A well-stocked larder is a thing to delight in. I love to see my shelves jam-packed with row after row of preserves. I’ve always been a bit of a hoarder so I guess it stems from that. However, due to giving away lots of preserves as Christmas gifts, my stash has been a bit depleted of late – something I was keen to remedy. Winter isn’t the obvious season for a bout of preserving but there are a few yummy things you can make which utilise seasonal fruit and veg. Today, it was the turn of the seville oranges: time to make marmalade!
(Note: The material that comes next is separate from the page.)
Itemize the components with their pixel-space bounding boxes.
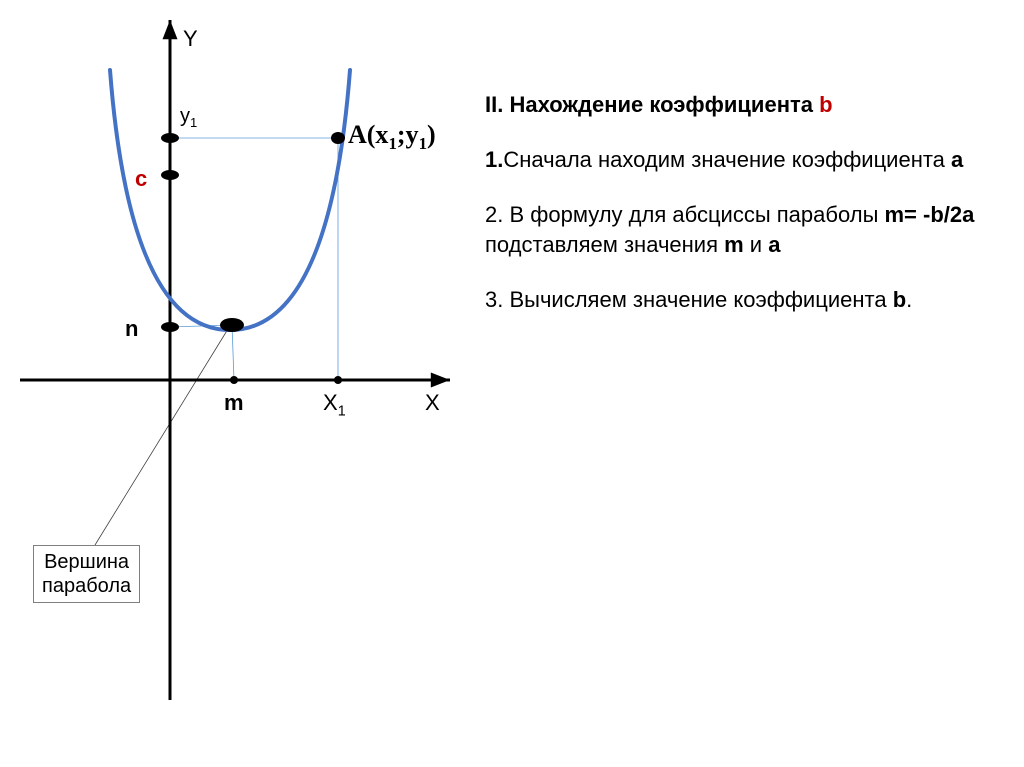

The recipe I used came from Pam Corbin’s wonderful book Preserves. It uses demerara sugar which produces a wonderfully dark, amber marmalade. It tastes wonderful too, with the seville oranges holding their own against the sugar. The flavour is intensely orangey and bittersweet, so definitely a grown-up preserve. There are also lots of good marmalade recipes available online and, if you fancy making some, its worth taking a peek at the following:
A few marmalade-making tips:
Make sure the peel is completely tender before you add the sugar. Once the sugar is added it won’t soften any more.
To stop the peel from floating to the top when you pour into jars, allow the marmalade to cool for about 10 minutes before potting.
Don’t be afraid to make a large batch – marmalade keeps really well – apparently up to 2 years, but I must admit, in this house it’s normally been scoffed long before that!